You are viewing a plain text version of this content. The canonical link for it is here.
Posted to common-user@hadoop.apache.org by Jon Graham <sj...@gmail.com> on 2010/05/11 01:16:50 UTC

Any plans to provide 0.20.x patch for HADOOP-4584 - Slow generation of Block Report at DataNode causes delay of sending heartbeat to NameNode

Hello Everyone,

Is there a patch available for HADOOP-4584 that can be used on 0.20.2?
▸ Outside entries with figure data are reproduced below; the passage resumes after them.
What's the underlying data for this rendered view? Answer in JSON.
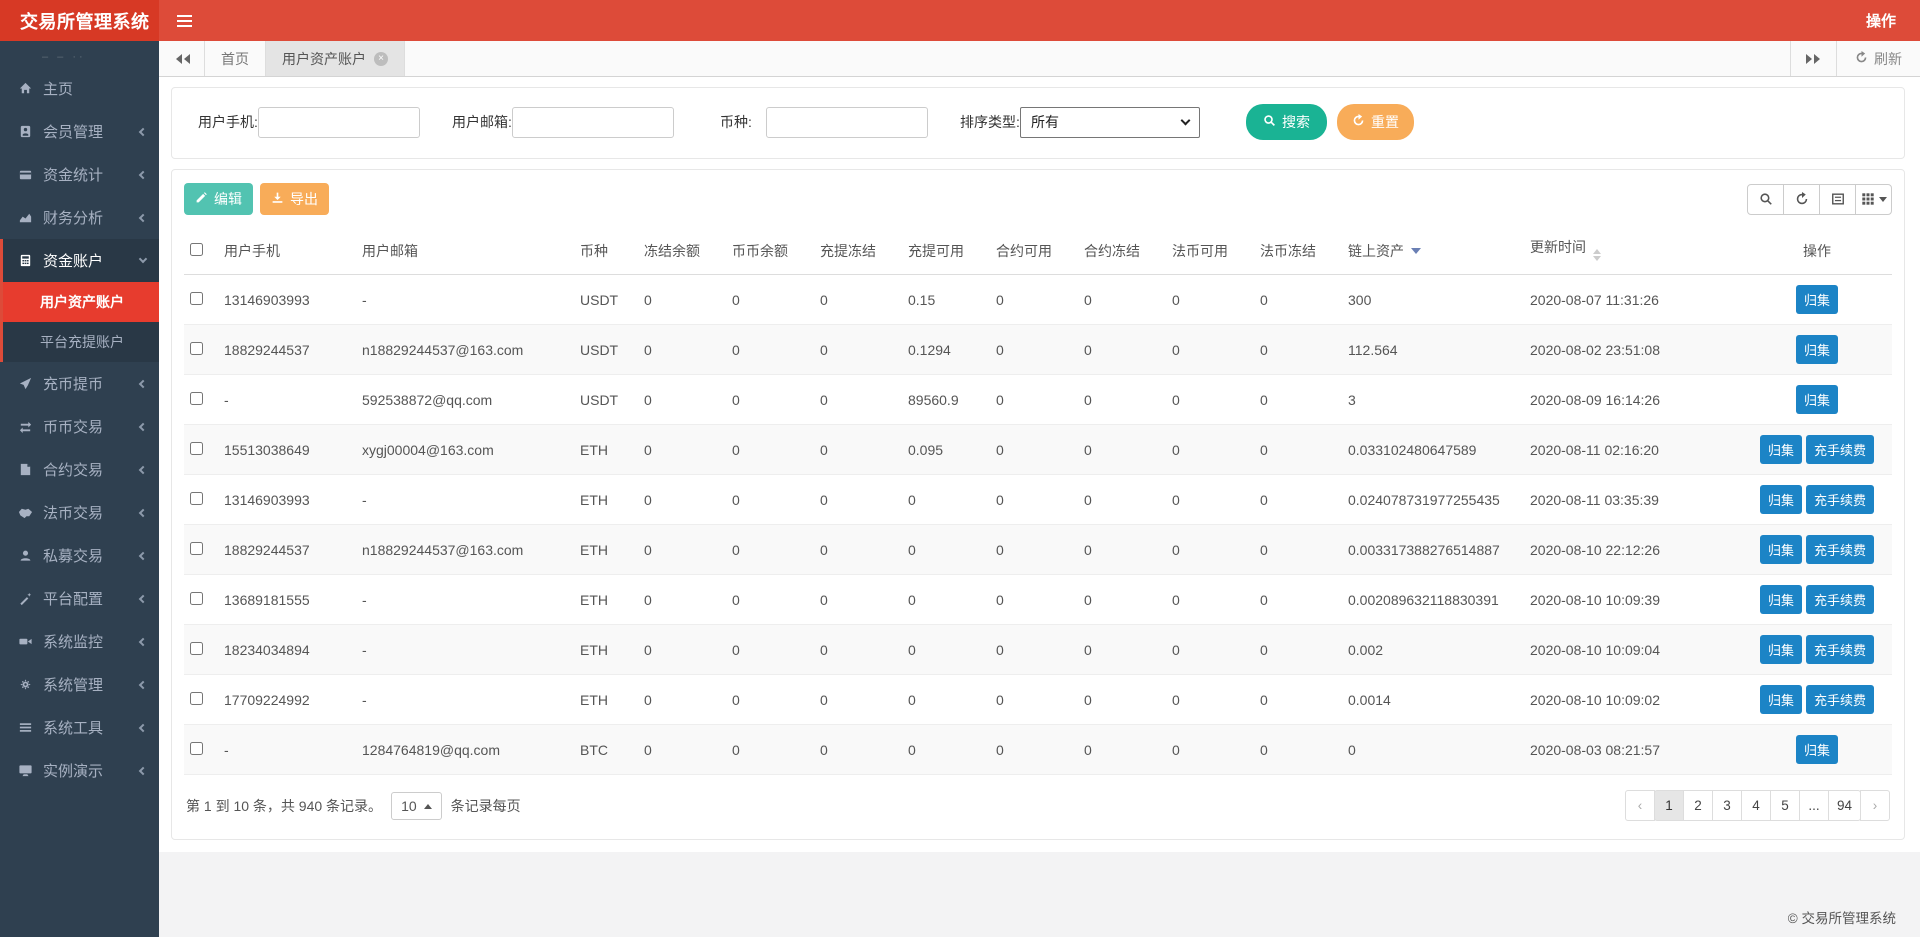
{
  "app": {
    "title": "交易所管理系统",
    "action_label": "操作"
  },
  "colors": {
    "navbar": "#dd4b39",
    "logo_bg": "#d73925",
    "sidebar": "#2f4050",
    "active_item": "#e73c2e",
    "teal": "#1ab394",
    "orange": "#f8ac59",
    "blue": "#1c84c6"
  },
  "sidebar": {
    "items": [
      {
        "label": "主页",
        "icon": "home-icon"
      },
      {
        "label": "会员管理",
        "icon": "id-badge-icon"
      },
      {
        "label": "资金统计",
        "icon": "credit-card-icon"
      },
      {
        "label": "财务分析",
        "icon": "area-chart-icon"
      },
      {
        "label": "资金账户",
        "icon": "calculator-icon",
        "expanded": true,
        "children": [
          {
            "label": "用户资产账户",
            "active": true
          },
          {
            "label": "平台充提账户"
          }
        ]
      },
      {
        "label": "充币提币",
        "icon": "paper-plane-icon"
      },
      {
        "label": "币币交易",
        "icon": "exchange-icon"
      },
      {
        "label": "合约交易",
        "icon": "contract-icon"
      },
      {
        "label": "法币交易",
        "icon": "handshake-icon"
      },
      {
        "label": "私募交易",
        "icon": "user-icon"
      },
      {
        "label": "平台配置",
        "icon": "magic-wand-icon"
      },
      {
        "label": "系统监控",
        "icon": "video-camera-icon"
      },
      {
        "label": "系统管理",
        "icon": "gear-icon"
      },
      {
        "label": "系统工具",
        "icon": "list-icon"
      },
      {
        "label": "实例演示",
        "icon": "desktop-icon"
      }
    ]
  },
  "tabs": {
    "items": [
      {
        "label": "首页"
      },
      {
        "label": "用户资产账户",
        "active": true
      }
    ],
    "refresh_label": "刷新"
  },
  "search_form": {
    "phone_label": "用户手机:",
    "email_label": "用户邮箱:",
    "coin_label": "币种:",
    "sort_label": "排序类型:",
    "sort_value": "所有",
    "search_label": "搜索",
    "reset_label": "重置"
  },
  "toolbar": {
    "edit_label": "编辑",
    "export_label": "导出"
  },
  "table": {
    "columns": [
      "用户手机",
      "用户邮箱",
      "币种",
      "冻结余额",
      "币币余额",
      "充提冻结",
      "充提可用",
      "合约可用",
      "合约冻结",
      "法币可用",
      "法币冻结",
      "链上资产",
      "更新时间",
      "操作"
    ],
    "sorted_column": "链上资产",
    "rows": [
      {
        "cells": [
          "13146903993",
          "-",
          "USDT",
          "0",
          "0",
          "0",
          "0.15",
          "0",
          "0",
          "0",
          "0",
          "300",
          "2020-08-07 11:31:26"
        ],
        "actions": [
          "归集"
        ]
      },
      {
        "cells": [
          "18829244537",
          "n18829244537@163.com",
          "USDT",
          "0",
          "0",
          "0",
          "0.1294",
          "0",
          "0",
          "0",
          "0",
          "112.564",
          "2020-08-02 23:51:08"
        ],
        "actions": [
          "归集"
        ]
      },
      {
        "cells": [
          "-",
          "592538872@qq.com",
          "USDT",
          "0",
          "0",
          "0",
          "89560.9",
          "0",
          "0",
          "0",
          "0",
          "3",
          "2020-08-09 16:14:26"
        ],
        "actions": [
          "归集"
        ]
      },
      {
        "cells": [
          "15513038649",
          "xygj00004@163.com",
          "ETH",
          "0",
          "0",
          "0",
          "0.095",
          "0",
          "0",
          "0",
          "0",
          "0.033102480647589",
          "2020-08-11 02:16:20"
        ],
        "actions": [
          "归集",
          "充手续费"
        ]
      },
      {
        "cells": [
          "13146903993",
          "-",
          "ETH",
          "0",
          "0",
          "0",
          "0",
          "0",
          "0",
          "0",
          "0",
          "0.024078731977255435",
          "2020-08-11 03:35:39"
        ],
        "actions": [
          "归集",
          "充手续费"
        ]
      },
      {
        "cells": [
          "18829244537",
          "n18829244537@163.com",
          "ETH",
          "0",
          "0",
          "0",
          "0",
          "0",
          "0",
          "0",
          "0",
          "0.003317388276514887",
          "2020-08-10 22:12:26"
        ],
        "actions": [
          "归集",
          "充手续费"
        ]
      },
      {
        "cells": [
          "13689181555",
          "-",
          "ETH",
          "0",
          "0",
          "0",
          "0",
          "0",
          "0",
          "0",
          "0",
          "0.002089632118830391",
          "2020-08-10 10:09:39"
        ],
        "actions": [
          "归集",
          "充手续费"
        ]
      },
      {
        "cells": [
          "18234034894",
          "-",
          "ETH",
          "0",
          "0",
          "0",
          "0",
          "0",
          "0",
          "0",
          "0",
          "0.002",
          "2020-08-10 10:09:04"
        ],
        "actions": [
          "归集",
          "充手续费"
        ]
      },
      {
        "cells": [
          "17709224992",
          "-",
          "ETH",
          "0",
          "0",
          "0",
          "0",
          "0",
          "0",
          "0",
          "0",
          "0.0014",
          "2020-08-10 10:09:02"
        ],
        "actions": [
          "归集",
          "充手续费"
        ]
      },
      {
        "cells": [
          "-",
          "1284764819@qq.com",
          "BTC",
          "0",
          "0",
          "0",
          "0",
          "0",
          "0",
          "0",
          "0",
          "0",
          "2020-08-03 08:21:57"
        ],
        "actions": [
          "归集"
        ]
      }
    ]
  },
  "pagination": {
    "summary": "第 1 到 10 条，共 940 条记录。",
    "page_size": "10",
    "per_page_label": "条记录每页",
    "prev": "‹",
    "next": "›",
    "pages": [
      "1",
      "2",
      "3",
      "4",
      "5",
      "...",
      "94"
    ],
    "active_page": "1"
  },
  "footer": {
    "copyright": "© 交易所管理系统"
  }
}
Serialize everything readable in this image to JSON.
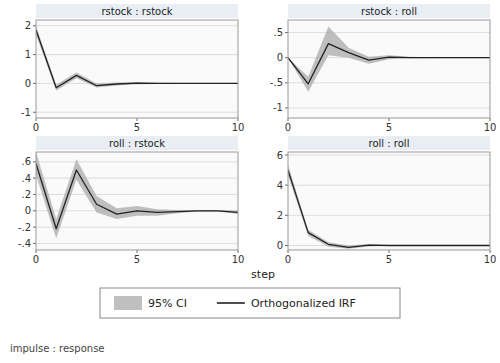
{
  "chart_data": [
    {
      "type": "line",
      "title": "rstock : rstock",
      "xlabel": "step",
      "x": [
        0,
        1,
        2,
        3,
        4,
        5,
        6,
        7,
        8,
        9,
        10
      ],
      "xlim": [
        0,
        10
      ],
      "xticks": [
        0,
        5,
        10
      ],
      "ylim": [
        -1.2,
        2.2
      ],
      "yticks": [
        -1,
        0,
        1,
        2
      ],
      "grid": true,
      "legend": "bottom",
      "annotations": [
        "impulse : response"
      ],
      "series": [
        {
          "name": "95% CI",
          "type": "area",
          "color": "#aaaaaa",
          "low": [
            1.7,
            -0.25,
            0.18,
            -0.14,
            -0.07,
            -0.03,
            -0.02,
            -0.01,
            0.0,
            0.0,
            0.0
          ],
          "high": [
            2.0,
            -0.05,
            0.38,
            0.0,
            0.03,
            0.05,
            0.02,
            0.01,
            0.01,
            0.0,
            0.0
          ]
        },
        {
          "name": "Orthogonalized IRF",
          "type": "line",
          "color": "#222222",
          "values": [
            1.85,
            -0.15,
            0.28,
            -0.08,
            -0.02,
            0.01,
            0.0,
            0.0,
            0.0,
            0.0,
            0.0
          ]
        }
      ]
    },
    {
      "type": "line",
      "title": "rstock : roll",
      "x": [
        0,
        1,
        2,
        3,
        4,
        5,
        6,
        7,
        8,
        9,
        10
      ],
      "xlim": [
        0,
        10
      ],
      "xticks": [
        0,
        5,
        10
      ],
      "ylim": [
        -1.2,
        0.75
      ],
      "yticks": [
        -1,
        {
          "value": -0.5,
          "label": "-.5"
        },
        0,
        {
          "value": 0.5,
          "label": ".5"
        }
      ],
      "grid": true,
      "series": [
        {
          "type": "area",
          "color": "#aaaaaa",
          "low": [
            0.0,
            -0.68,
            0.05,
            0.0,
            -0.12,
            -0.03,
            -0.01,
            -0.01,
            0.0,
            0.0,
            0.0
          ],
          "high": [
            0.0,
            -0.38,
            0.62,
            0.2,
            0.02,
            0.05,
            0.02,
            0.01,
            0.0,
            0.0,
            0.0
          ]
        },
        {
          "type": "line",
          "color": "#222222",
          "values": [
            0.0,
            -0.52,
            0.28,
            0.1,
            -0.05,
            0.01,
            0.0,
            0.0,
            0.0,
            0.0,
            0.0
          ]
        }
      ]
    },
    {
      "type": "line",
      "title": "roll : rstock",
      "x": [
        0,
        1,
        2,
        3,
        4,
        5,
        6,
        7,
        8,
        9,
        10
      ],
      "xlim": [
        0,
        10
      ],
      "xticks": [
        0,
        5,
        10
      ],
      "ylim": [
        -0.48,
        0.72
      ],
      "yticks": [
        {
          "value": -0.4,
          "label": "-.4"
        },
        {
          "value": -0.2,
          "label": "-.2"
        },
        0,
        {
          "value": 0.2,
          "label": ".2"
        },
        {
          "value": 0.4,
          "label": ".4"
        },
        {
          "value": 0.6,
          "label": ".6"
        }
      ],
      "grid": true,
      "series": [
        {
          "type": "area",
          "color": "#aaaaaa",
          "low": [
            0.44,
            -0.34,
            0.38,
            -0.02,
            -0.1,
            -0.06,
            -0.06,
            -0.03,
            -0.01,
            -0.01,
            -0.04
          ],
          "high": [
            0.72,
            -0.1,
            0.63,
            0.18,
            0.03,
            0.06,
            0.02,
            0.01,
            0.01,
            0.01,
            0.0
          ]
        },
        {
          "type": "line",
          "color": "#222222",
          "values": [
            0.58,
            -0.22,
            0.5,
            0.08,
            -0.04,
            0.0,
            -0.02,
            -0.01,
            0.0,
            0.0,
            -0.02
          ]
        }
      ]
    },
    {
      "type": "line",
      "title": "roll : roll",
      "x": [
        0,
        1,
        2,
        3,
        4,
        5,
        6,
        7,
        8,
        9,
        10
      ],
      "xlim": [
        0,
        10
      ],
      "xticks": [
        0,
        5,
        10
      ],
      "ylim": [
        -0.3,
        6.2
      ],
      "yticks": [
        0,
        2,
        4,
        6
      ],
      "grid": true,
      "series": [
        {
          "type": "area",
          "color": "#aaaaaa",
          "low": [
            4.65,
            0.65,
            -0.08,
            -0.22,
            -0.06,
            -0.02,
            -0.01,
            0.0,
            0.0,
            0.0,
            0.0
          ],
          "high": [
            5.35,
            1.05,
            0.22,
            0.0,
            0.1,
            0.03,
            0.01,
            0.01,
            0.0,
            0.0,
            0.0
          ]
        },
        {
          "type": "line",
          "color": "#222222",
          "values": [
            5.0,
            0.85,
            0.08,
            -0.12,
            0.02,
            0.0,
            0.0,
            0.0,
            0.0,
            0.0,
            0.0
          ]
        }
      ]
    }
  ]
}
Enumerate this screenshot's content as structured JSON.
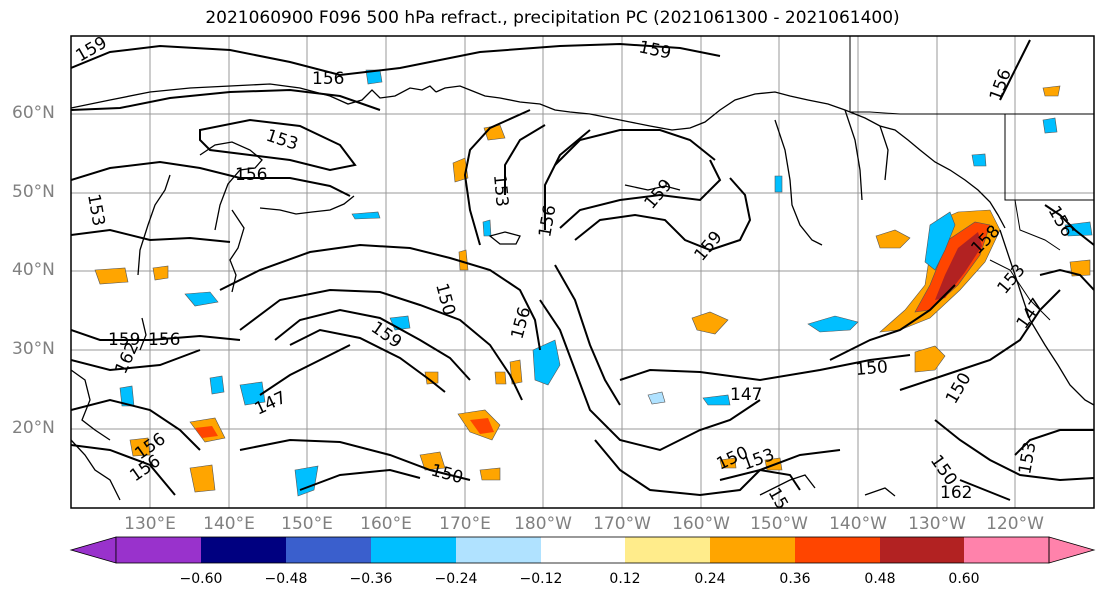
{
  "title": "2021060900 F096 500 hPa refract., precipitation PC (2021061300 - 2021061400)",
  "lat_labels": [
    "60°N",
    "50°N",
    "40°N",
    "30°N",
    "20°N"
  ],
  "lon_labels": [
    "130°E",
    "140°E",
    "150°E",
    "160°E",
    "170°E",
    "180°W",
    "170°W",
    "160°W",
    "150°W",
    "140°W",
    "130°W",
    "120°W"
  ],
  "contour_labels": [
    "159",
    "156",
    "159",
    "156",
    "153",
    "156",
    "153",
    "156",
    "159",
    "159",
    "153",
    "156",
    "150",
    "159",
    "156",
    "162",
    "156",
    "159",
    "147",
    "150",
    "147",
    "150",
    "150",
    "156",
    "153",
    "156",
    "147",
    "150",
    "153",
    "158",
    "153",
    "156",
    "162"
  ],
  "colorbar": {
    "colors": [
      "#9932cc",
      "#000080",
      "#3a5fcd",
      "#00bfff",
      "#b0e2ff",
      "#ffffff",
      "#ffec8b",
      "#ffa500",
      "#ff4500",
      "#b22222",
      "#ff82ab"
    ],
    "ticks": [
      "−0.60",
      "−0.48",
      "−0.36",
      "−0.24",
      "−0.12",
      "0.12",
      "0.24",
      "0.36",
      "0.48",
      "0.60"
    ]
  }
}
Link https://issues.apache.org/jira/browse/HADOOP-4584 seems to indicate
that a patch is available for 0.21 version but this
version is not release yet.

Block reports are taking several minutes on our cluster and this causes time
out conditions and lots of retry conditions.

Thanks for your help,
Jon

Re: Any plans to provide 0.20.x patch for HADOOP-4584 - Slow generation of Block Report at DataNode causes delay of sending heartbeat to NameNode

Posted by Jon Graham <sj...@gmail.com>.
Hello Everyone,

We found a work around to speed up datanode block reports on Linux without
patching Hadoop.

Our block report times were greatly reduced by running a "find" command over
the Hadoop data storage area 5-10 minutes prior to the block report running.
This is done on each datanode in an attempt to cache file and directory
information that may be used by the block report process. By default, each
datanode runs a block report every hour.
We used the last BlockReport timestamp in the datanode log to help compute
when the "find" command should run.

Thanks,
Jon

- - - - - - - - - - - - - - - - - - -

On Mon, May 10, 2010 at 4:16 PM, Jon Graham <sj...@gmail.com> wrote:

> Hello Everyone,
>
> Is there a patch available for HADOOP-4584 that can be used on 0.20.2?
>
> Link https://issues.apache.org/jira/browse/HADOOP-4584 seems to indicate
> that a patch is available for 0.21 version but this
> version is not release yet.
>
> Block reports are taking several minutes on our cluster and this causes
> time out conditions and lots of retry conditions.
>
> Thanks for your help,
> Jon
>
>
>
>
>